Thursday, February 20, 2014

ParaSail Work Stealing speeds up

We are now releasing revision 5.2 of the ParaSail compiler and interpreter, which incorporates a new implementation of work stealing.  Links to both binaries and sources can be found at:

in the Documentation and Download section of the web page.

Here is the new entry in the release notes for revision 5.2:

* [rev 5.2] Re-implementation of work stealing to reduce contention between processors.  Each server now has a private double-ended queue (deque) of pico-threads, along with the shared triplet of deques which has existed before.  This produced another two times speedup (in addition to the rev 4.9 improvements), thereby speeding up execution by four times or more since rev 4.8. The main procedures for each language (ParaSail, Sparkel, etc.) have been refactored to share more common code.
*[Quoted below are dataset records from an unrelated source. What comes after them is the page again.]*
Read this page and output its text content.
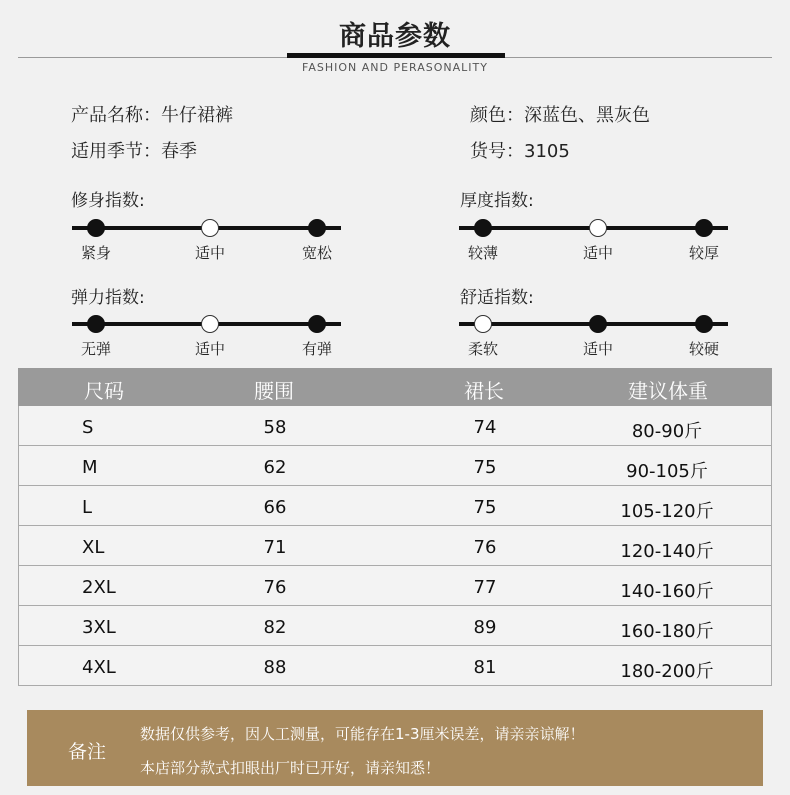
商品参数
FASHION AND PERASONALITY
产品名称：牛仔裙裤	颜色：深蓝色、黑灰色
适用季节：春季	货号：3105
修身指数:
紧身	适中	宽松
厚度指数:
较薄	适中	较厚
弹力指数:
无弹	适中	有弹
舒适指数:
柔软	适中	较硬
尺码	腰围	裙长	建议体重
S	58	74	80-90斤
M	62	75	90-105斤
L	66	75	105-120斤
XL	71	76	120-140斤
2XL	76	77	140-160斤
3XL	82	89	160-180斤
4XL	88	81	180-200斤
备注
数据仅供参考，因人工测量，可能存在1-3厘米误差，请亲亲谅解！
本店部分款式扣眼出厂时已开好，请亲知悉！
Allow a command-line flag "-servers nnn" to specify the number of heavy-weight server threads to use.  Default is 6. Command can also be given interactively, as "servers nnn". Interactively it only works to increase the number; there is no way to shut down servers that already have been activated.

Wednesday, February 19, 2014

Worklist Algorithms and Parallel Iterators

ParaSail has some very general parallel iterator constructs.  One of the more unusual involves the use of a continue statement to initiate a new iteration of an outer loop statement, as illustrated in this breadth-first search of a graph:

        var Seen : Array<Atomic<Boolean>, Indexed_By => Node_Id> :=
          [for I in 1 .. |DGraph.G| => Create(#false)];

        for Next_Set => Root_Set loop  // Start with the initial set of roots
            for N in Next_Set concurrent loop  // Look at each node in set
                if not Value(Seen[N]) then
                    Set_Value(Seen[N], #true);
                    if Is_Desired_Node(DGraph.G[N]) then // Found a node
                        return N;
                    end if;
                    // Continue outer loop with successors of this node
                    continue loop Outer with Next_Set => DGraph.G[N].Succs;
                end if;
            end loop;
        end loop Outer;
        // No node found
        return null;

It has been a bit hard to explain what it means for an inner concurrent loop to continue an outer loop.   More recently, we have developed an alternative explanation.  The basic idea is to appeal to the notion of a worklist algorithm.  Various (sequential) algorithms are organized around the use of a list of work items to be processed, with the overall algorithm continuing until the worklist is empty, or, for a search, until an item of interest is found.  For example, the work-list approach to data flow analysis algorithms is described here:
Here is another worklist-based algorithm, for solving a constraint satisfaction problem using the Arc Consistency approach:
Finally, here is a breadth-first graph search algorithm, which uses a work queue instead of a work list:
So one way of explaining this kind of ParaSail iterator is as a built-in work-list-based iterator, where the loop keeps going until there are no more work items to process, and continue adds a new work-item to the worklist.  This approach makes it clear that such iterators can work even if there is only one physical processor available, and also suggests that the work items are not full threads of control, but rather light-weight representations of some work to be done.  This terminology of work items and work list or work queue also matches well with the terminology of the underlying work stealing scheduling mechanism in use.

We used to refer to such ParaSail's parallel iterators as a bag of threads, but now it seems easier to describe each iterator as having its own list of work items (i.e. a worklist) and the loop keeps going until the worklist is empty, or until we encounter a return or exit (aka break) statement.

One interesting detail at this point is that for a breadth-first search, you want the work list/queue to be processed in a FIFO manner, while for a depth-first search, you want to process the work list/queue as a stack, in a LIFO manner.  The work-stealing scheduler we use does some of both, using FIFO when stealing, and LIFO when the work-items are served by the same core that generated them.  This argues for perhaps giving more control to the programmer when using an explicit continue statement, to be able to specify FIFO or LIFO.  However, it is not entirely clear if that added complexity is worthwhile.